Hello, Dolly!

North Carolina Theatre
At Memorial Auditorium
Through May 14

North Carolina Theatre’s production of Hello, Dolly! is one of the big “show must go on” stories of this past season. With mere days until the opening, much-hyped star Cybill Shepherd was sidelined with an injury, necessitating a last-minute replacement by Broadway veteran Jacquelyn Piro Donovan. Thankfully, Donovan ably fills the role of Dolly Gallagher Levi for the show’s biggest moments, though the old-fashioned musical might appeal most to older audiences.

As Dolly, Donovan seemed at first to lack the gusto needed to fill the part, but she knocked it out of the park with the show’s title number in Act 2 and maintained a mischievous comic energy throughout. By the time she’s calmly wading through the chaos at the Harmonia Gardens and finishing up her meal in time to arrive at night court, she’s got the audience in the palm of her hand.
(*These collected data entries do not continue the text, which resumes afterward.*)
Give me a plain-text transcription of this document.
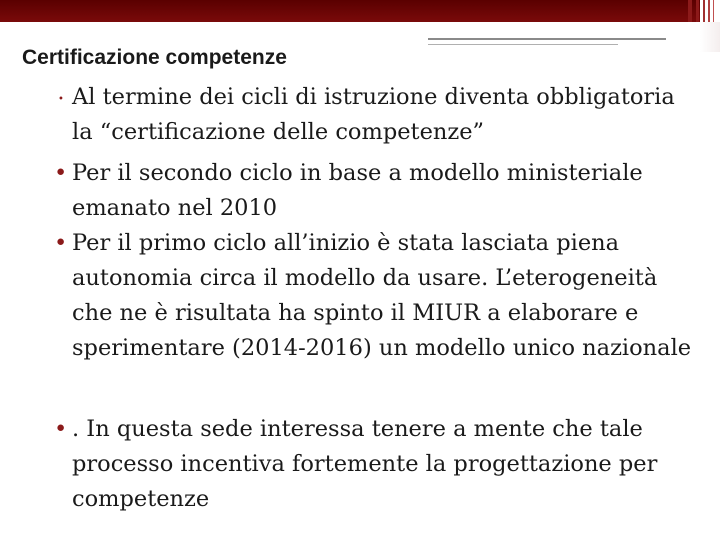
Certificazione competenze
• Al termine dei cicli di istruzione diventa obbligatoria la “certificazione delle competenze”
• Per il secondo ciclo in base a modello ministeriale emanato nel 2010
• Per il primo ciclo all’inizio è stata lasciata piena autonomia circa il modello da usare. L’eterogeneità che ne è risultata ha spinto il MIUR a elaborare e sperimentare (2014-2016) un modello unico nazionale
• . In questa sede interessa tenere a mente che tale processo incentiva fortemente la progettazione per competenze
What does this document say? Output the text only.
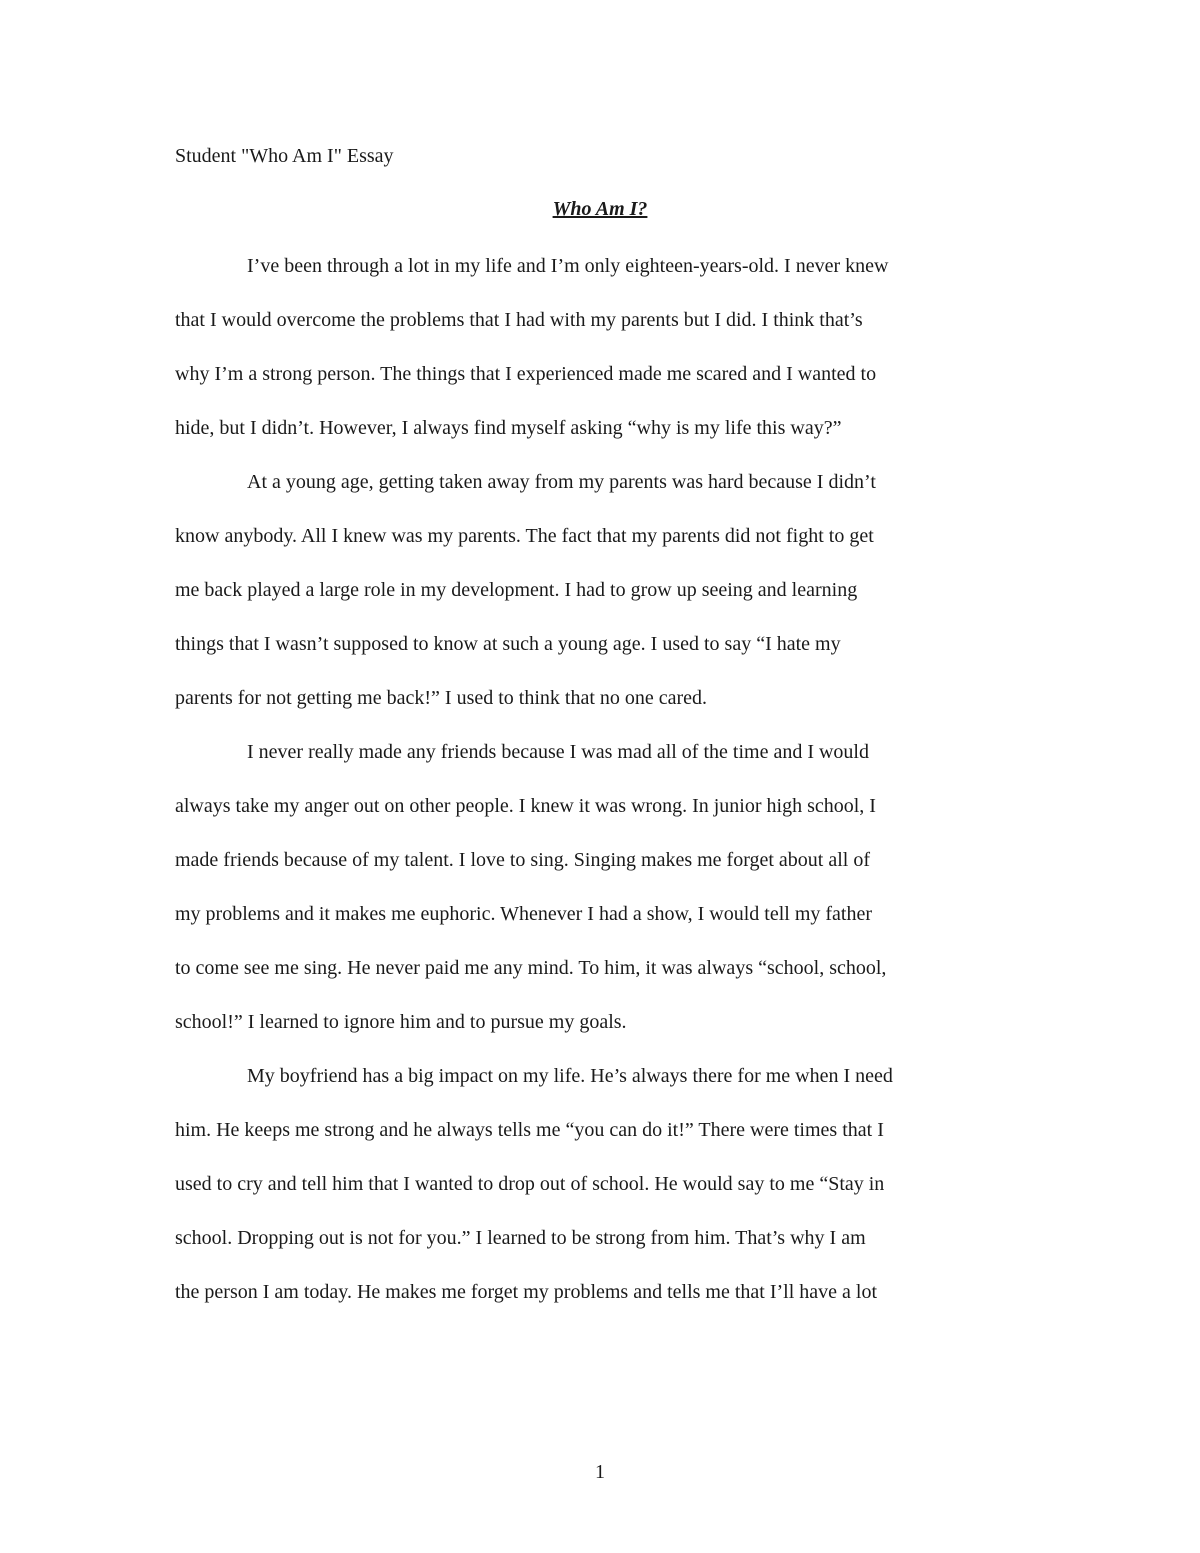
Student "Who Am I" Essay
Who Am I?
I’ve been through a lot in my life and I’m only eighteen-years-old. I never knew
that I would overcome the problems that I had with my parents but I did. I think that’s
why I’m a strong person. The things that I experienced made me scared and I wanted to
hide, but I didn’t. However, I always find myself asking “why is my life this way?”
At a young age, getting taken away from my parents was hard because I didn’t
know anybody. All I knew was my parents. The fact that my parents did not fight to get
me back played a large role in my development. I had to grow up seeing and learning
things that I wasn’t supposed to know at such a young age. I used to say “I hate my
parents for not getting me back!” I used to think that no one cared.
I never really made any friends because I was mad all of the time and I would
always take my anger out on other people. I knew it was wrong. In junior high school, I
made friends because of my talent. I love to sing. Singing makes me forget about all of
my problems and it makes me euphoric. Whenever I had a show, I would tell my father
to come see me sing. He never paid me any mind. To him, it was always “school, school,
school!” I learned to ignore him and to pursue my goals.
My boyfriend has a big impact on my life. He’s always there for me when I need
him. He keeps me strong and he always tells me “you can do it!” There were times that I
used to cry and tell him that I wanted to drop out of school. He would say to me “Stay in
school. Dropping out is not for you.” I learned to be strong from him. That’s why I am
the person I am today. He makes me forget my problems and tells me that I’ll have a lot
1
In the first act, though, Donovan’s in danger of being upstaged by her supporting cast. As the stuffy half-a-millionaire Horace Vandergelder, Stephen Godwin has a nice combination of hyperactivity and understatement, while Matt Loehr has a similarly frantic energy as the would-be romantic Cornelius Hackl, who kick-starts “Put On Your Sunday Clothes,” the first-act showstopper that includes a moving train prop.

There’s a particularly dated feel to the show: The story line and characters aren’t particularly deep, and there’s little drama to be found in the lighter-than-air plot. Dolly was admittedly old-fashioned even when it premiered in the 1960s, yet it broke records with its run on Broadway as one of the first true blockbuster musicals. This writer’s mother vividly remembers seeing the all-black production with Pearl Bailey and Cab Calloway, and even the flop film version with a too-young Barbara Streisand remained enough of a mainstay of TV and video that the Pixar film WALL*E presented it as the ultimate symbol of idealized courtly love. Even today, Dolly still has a remarkable hold over audiences, including the matinee crowd that gave this production a standing ovation on Sunday.

So what is the appeal of Dolly? Well, spectacle has something to do with itthe show offers audiences a literal parade of 1890s fashions and settings (the budget for hats is probably more than the cost of an entire staging of Pippin). When the spectacle is centered on a larger-than-life character like the matchmaker Dolly and a classic farce scenario where everyone winds up happy, it’s easy to forgive a plot that barely holds together if any logic is applied. But there’s still a certain sense of triumph with N.C. Theatre’s production of Hello, Dolly!just like the title character, they’ve persevered to put on one hell of a show.

Correction (May 11, 2011): North Carolina Theatre’s website was incorrect in print; it is nctheatre.com, not .org.